Senado ouvirá hoje as últimas testemunhas de defesa

O plenário do Senado retoma na manhã deste sábado (27) o depoimento das últimas testemunhas no julgamento final do impeachment da presidente afastada Dilma Rousseff. A sessão, marcada para as 10h, ouvirá o ex-ministro da Fazenda Nelson Barbosa e o professor de direito da Universidade Estadual do Rio de Janeiro (UERJ) Ricardo Lodi, que será ouvido como informante.

Ambos foram indicados pela defesa da petista e sucedem outras três testemunhas indicadas pela defesa ouvidas na véspera, o economista Luiz Gonzaga Belluzzo; o professor de direito da UFRJ Geraldo Prado,  da Universidade Federal do Rio de Janeiro; e o ex-secretário-executivo do Ministério da Educação Luiz Cláudio Costa.

A reinício da sessão neste sábado foi acordada entre os senadores com o presidente do Supremo Tribunal Federal (STF), Ricardo Lewandowski, e correrá sem pausa para o almoço.



No início da noite, o advogado de Dilma, José Eduardo Cardozo, pediu que as falas fossem adiadas para este sábado, alegando “lógica procedimental”. Na prática, segundo o G1apurou, a defesa adotou essa estratégia para evitar que a sessão transcorresse ao longo da madrugada.

Desde quinta (25) os senadores estão ouvindo os depoimentos das testemunhas de acusação e de defesa.

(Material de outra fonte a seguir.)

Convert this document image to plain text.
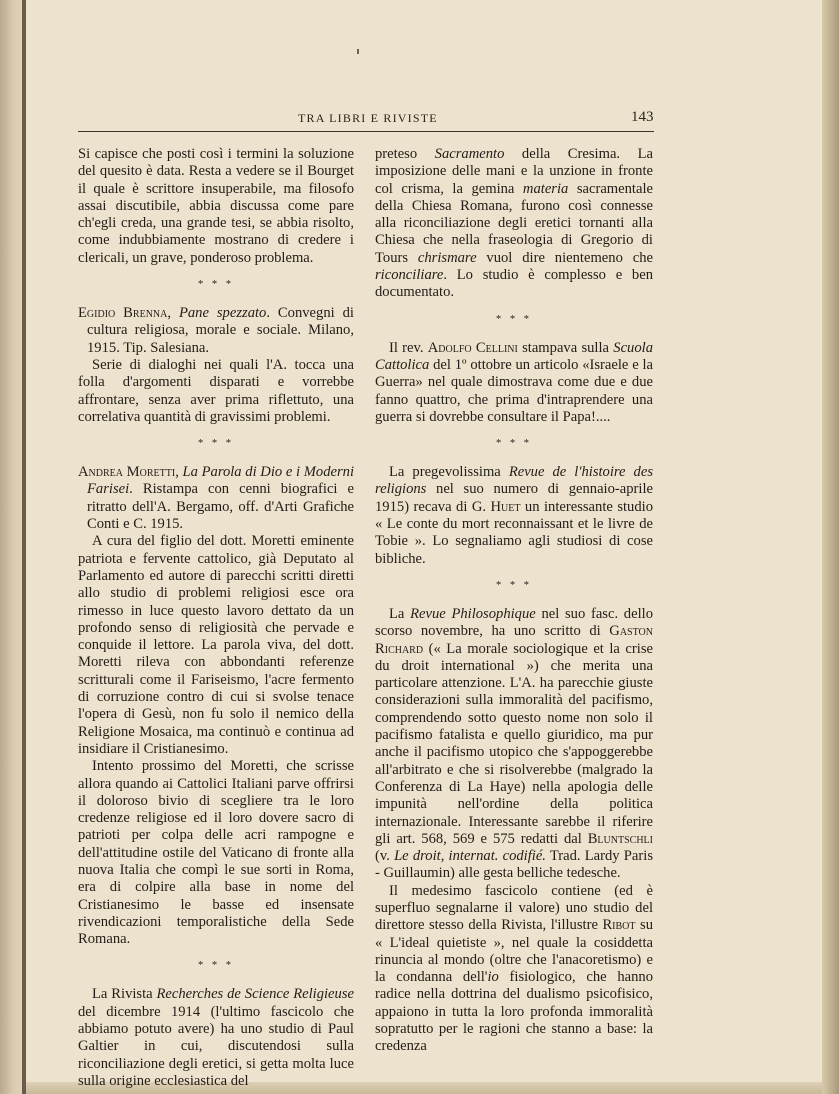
TRA LIBRI E RIVISTE	143

Si capisce che posti così i termini la soluzione del quesito è data. Resta a vedere se il Bourget il quale è scrittore insuperabile, ma filosofo assai discutibile, abbia discussa come pare ch'egli creda, una grande tesi, se abbia risolto, come indubbiamente mostrano di credere i clericali, un grave, ponderoso problema.

* * *

Egidio Brenna, Pane spezzato. Convegni di cultura religiosa, morale e sociale. Milano, 1915. Tip. Salesiana.

Serie di dialoghi nei quali l'A. tocca una folla d'argomenti disparati e vorrebbe affrontare, senza aver prima riflettuto, una correlativa quantità di gravissimi problemi.

* * *

Andrea Moretti, La Parola di Dio e i Moderni Farisei. Ristampa con cenni biografici e ritratto dell'A. Bergamo, off. d'Arti Grafiche Conti e C. 1915.

A cura del figlio del dott. Moretti eminente patriota e fervente cattolico, già Deputato al Parlamento ed autore di parecchi scritti diretti allo studio di problemi religiosi esce ora rimesso in luce questo lavoro dettato da un profondo senso di religiosità che pervade e conquide il lettore. La parola viva, del dott. Moretti rileva con abbondanti referenze scritturali come il Fariseismo, l'acre fermento di corruzione contro di cui si svolse tenace l'opera di Gesù, non fu solo il nemico della Religione Mosaica, ma continuò e continua ad insidiare il Cristianesimo.

Intento prossimo del Moretti, che scrisse allora quando ai Cattolici Italiani parve offrirsi il doloroso bivio di scegliere tra le loro credenze religiose ed il loro dovere sacro di patrioti per colpa delle acri rampogne e dell'attitudine ostile del Vaticano di fronte alla nuova Italia che compì le sue sorti in Roma, era di colpire alla base in nome del Cristianesimo le basse ed insensate rivendicazioni temporalistiche della Sede Romana.

* * *

La Rivista Recherches de Science Religieuse del dicembre 1914 (l'ultimo fascicolo che abbiamo potuto avere) ha uno studio di Paul Galtier in cui, discutendosi sulla riconciliazione degli eretici, si getta molta luce sulla origine ecclesiastica del

preteso Sacramento della Cresima. La imposizione delle mani e la unzione in fronte col crisma, la gemina materia sacramentale della Chiesa Romana, furono così connesse alla riconciliazione degli eretici tornanti alla Chiesa che nella fraseologia di Gregorio di Tours chrismare vuol dire nientemeno che riconciliare. Lo studio è complesso e ben documentato.

* * *

Il rev. Adolfo Cellini stampava sulla Scuola Cattolica del 1º ottobre un articolo «Israele e la Guerra» nel quale dimostrava come due e due fanno quattro, che prima d'intraprendere una guerra si dovrebbe consultare il Papa!....

* * *

La pregevolissima Revue de l'histoire des religions nel suo numero di gennaio-aprile 1915) recava di G. Huet un interessante studio « Le conte du mort reconnaissant et le livre de Tobie ». Lo segnaliamo agli studiosi di cose bibliche.

* * *

La Revue Philosophique nel suo fasc. dello scorso novembre, ha uno scritto di Gaston Richard (« La morale sociologique et la crise du droit international ») che merita una particolare attenzione. L'A. ha parecchie giuste considerazioni sulla immoralità del pacifismo, comprendendo sotto questo nome non solo il pacifismo fatalista e quello giuridico, ma pur anche il pacifismo utopico che s'appoggerebbe all'arbitrato e che si risolverebbe (malgrado la Conferenza di La Haye) nella apologia delle impunità nell'ordine della politica internazionale. Interessante sarebbe il riferire gli art. 568, 569 e 575 redatti dal Bluntschli (v. Le droit, internat. codifié. Trad. Lardy Paris - Guillaumin) alle gesta belliche tedesche.

Il medesimo fascicolo contiene (ed è superfluo segnalarne il valore) uno studio del direttore stesso della Rivista, l'illustre Ribot su « L'ideal quietiste », nel quale la cosiddetta rinuncia al mondo (oltre che l'anacoretismo) e la condanna dell'io fisiologico, che hanno radice nella dottrina del dualismo psicofisico, appaiono in tutta la loro profonda immoralità sopratutto per le ragioni che stanno a base: la credenza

Ao longo da sessão, os parlamentares formulam questionamentos aos depoentes para que esclareçam os pontos relacionados à acusação de que Dilma cometeu crime de responsabilidade.

TESTEMUNHA DE DEFESA

Na sessão desta sexta, Belluzzo, professor da Unicamp e primeiro a falar, foi na contramão das acusações ao afirmar ter havido um”excesso de responsabilidade fiscal” no governo Dilma. Em 2015, completou, ela teria cometido uma “despedalada” em 2015, contingenciando recursos em um momento de queda da arrecadação.

Segundo a falar, Geraldo Prado negou a existência de crime de responsabilidade e afirmou que uma condenação de Dilma seria “injusta”. “Não há ato, no caso do Plano Safra, imputável à presidente Dilma”, disse, em referência aos atrasos do governo em ressarcir o Banco do Brasil por financiar o programa de crédito rural.

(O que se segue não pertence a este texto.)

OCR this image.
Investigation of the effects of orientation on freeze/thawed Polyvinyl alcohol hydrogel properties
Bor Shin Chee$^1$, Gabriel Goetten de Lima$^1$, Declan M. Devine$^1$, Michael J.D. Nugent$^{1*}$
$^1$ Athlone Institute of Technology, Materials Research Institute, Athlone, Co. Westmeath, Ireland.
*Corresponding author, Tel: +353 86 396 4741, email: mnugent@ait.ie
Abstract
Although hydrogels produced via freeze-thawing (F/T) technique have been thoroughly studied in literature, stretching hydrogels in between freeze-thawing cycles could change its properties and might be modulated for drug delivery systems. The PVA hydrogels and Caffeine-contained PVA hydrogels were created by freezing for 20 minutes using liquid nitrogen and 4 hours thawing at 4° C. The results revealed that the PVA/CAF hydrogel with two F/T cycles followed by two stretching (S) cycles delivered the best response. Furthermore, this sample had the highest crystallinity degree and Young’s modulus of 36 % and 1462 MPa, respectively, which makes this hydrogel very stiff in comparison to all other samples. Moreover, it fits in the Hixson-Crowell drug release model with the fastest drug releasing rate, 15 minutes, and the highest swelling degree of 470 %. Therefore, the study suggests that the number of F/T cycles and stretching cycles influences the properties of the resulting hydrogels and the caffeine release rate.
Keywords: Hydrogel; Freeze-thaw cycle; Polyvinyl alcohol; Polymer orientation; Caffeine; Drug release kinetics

Por fim, Luiz Cláudio Costa sustentou que os decretos de crédito suplementar assinados por Dilma “não causaram impacto fiscal”, ao contrário do que diz a acusação.

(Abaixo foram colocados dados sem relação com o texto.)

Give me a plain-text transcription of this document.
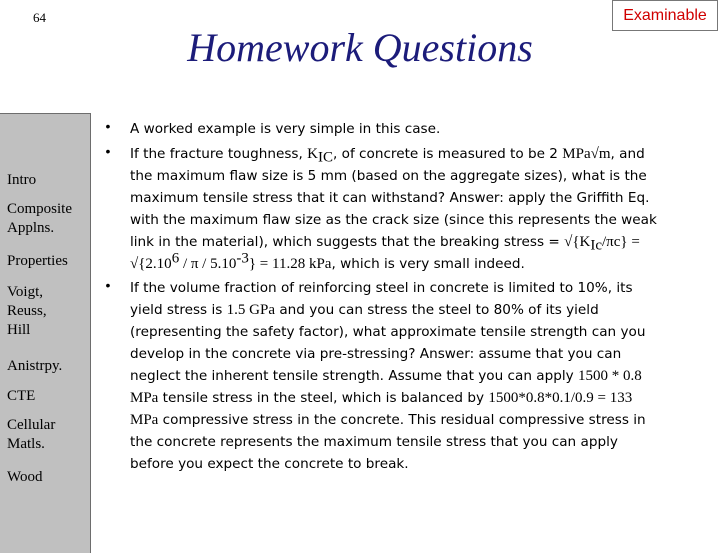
64	Examinable
Homework Questions
Intro
Composite
Applns.
Properties
Voigt,
Reuss,
Hill
Anistrpy.
CTE
Cellular
Matls.
Wood
•	A worked example is very simple in this case.
•	If the fracture toughness, $K_{IC}$, of concrete is measured to be 2 MPa√m, and
the maximum flaw size is 5 mm (based on the aggregate sizes), what is the
maximum tensile stress that it can withstand? Answer: apply the Griffith Eq.
with the maximum flaw size as the crack size (since this represents the weak
link in the material), which suggests that the breaking stress = $√\{K_{Ic}/\pi c\}$ =
$√\{2.10^6 / \pi / 5.10^{-3}\} = 11.28$ kPa, which is very small indeed.
•	If the volume fraction of reinforcing steel in concrete is limited to 10%, its
yield stress is 1.5 GPa and you can stress the steel to 80% of its yield
(representing the safety factor), what approximate tensile strength can you
develop in the concrete via pre-stressing? Answer: assume that you can
neglect the inherent tensile strength. Assume that you can apply 1500 * 0.8
MPa tensile stress in the steel, which is balanced by 1500*0.8*0.1/0.9 = 133
MPa compressive stress in the concrete. This residual compressive stress in
the concrete represents the maximum tensile stress that you can apply
before you expect the concrete to break.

“A gestão fiscal é feita por decretos de contingenciamento, e esses decretos foram efetuados. O MEC teve quatro, que chegaram perto de R$ 10 bilhões”, afirmou. “Tivemos um decreto de suplementação que permitiu o manejo, mas tivemos decretos de contingenciamento que fizeram a gestão fiscal”, completou.

SESSÃO

A segunda sessão do julgamento final foi marcada pelo aumento no tom das discussões entre os senadores em relação ao primeiro dia. O próprio presidente da Casa, Renan Calheiros (PMDB-AL), desceu ao plenário para criticar fala de Gleisi Hoffmann (PT-PR), de que metade da Casa não tinha moral para julgar Dilma.

“Justamente uma senadora que, há 30 dias, o presidente do Senado conseguiu, no Supremo Tribunal Federal, desfazer o seu indiciamento e o do seu esposo, que havia sido feito pela Polícia Federal”, disse Renan.

O comentário do presidente do Senado sobre Gleisi indignou senadores da oposição ao governo Michel Temer. Em meio à fala de Renan, Lindbergh classificou a declaração de “baixaria”. Já Gleisi gritou que “não era verdade” a afirmação do senador do PMDB.

As declarações de Gleisi levaram a senadora Ana Amélia (PP-RS) a entrar com um requerimento no Conselho de Ética para pedir que a colega se explique.

DEPOIMENTO DE DILMA

A próxima etapa prevista para o julgamento final de Dilma Rousseff prevê o depoimento da presidente afastada na segunda (29), pela manhã.

Ela terá 30 minutos para apresentar sua defesa e, na sequência, responderá a eventuais perguntas formuladas pela acusação, pela defesa e por senadores.

Para o depoimento da presidente afastada são esperados no Senado o ex-presidente Luiz Inácio Lula da Silva, 18 ex-ministros da petista, presidentes de partidos e auxiliares.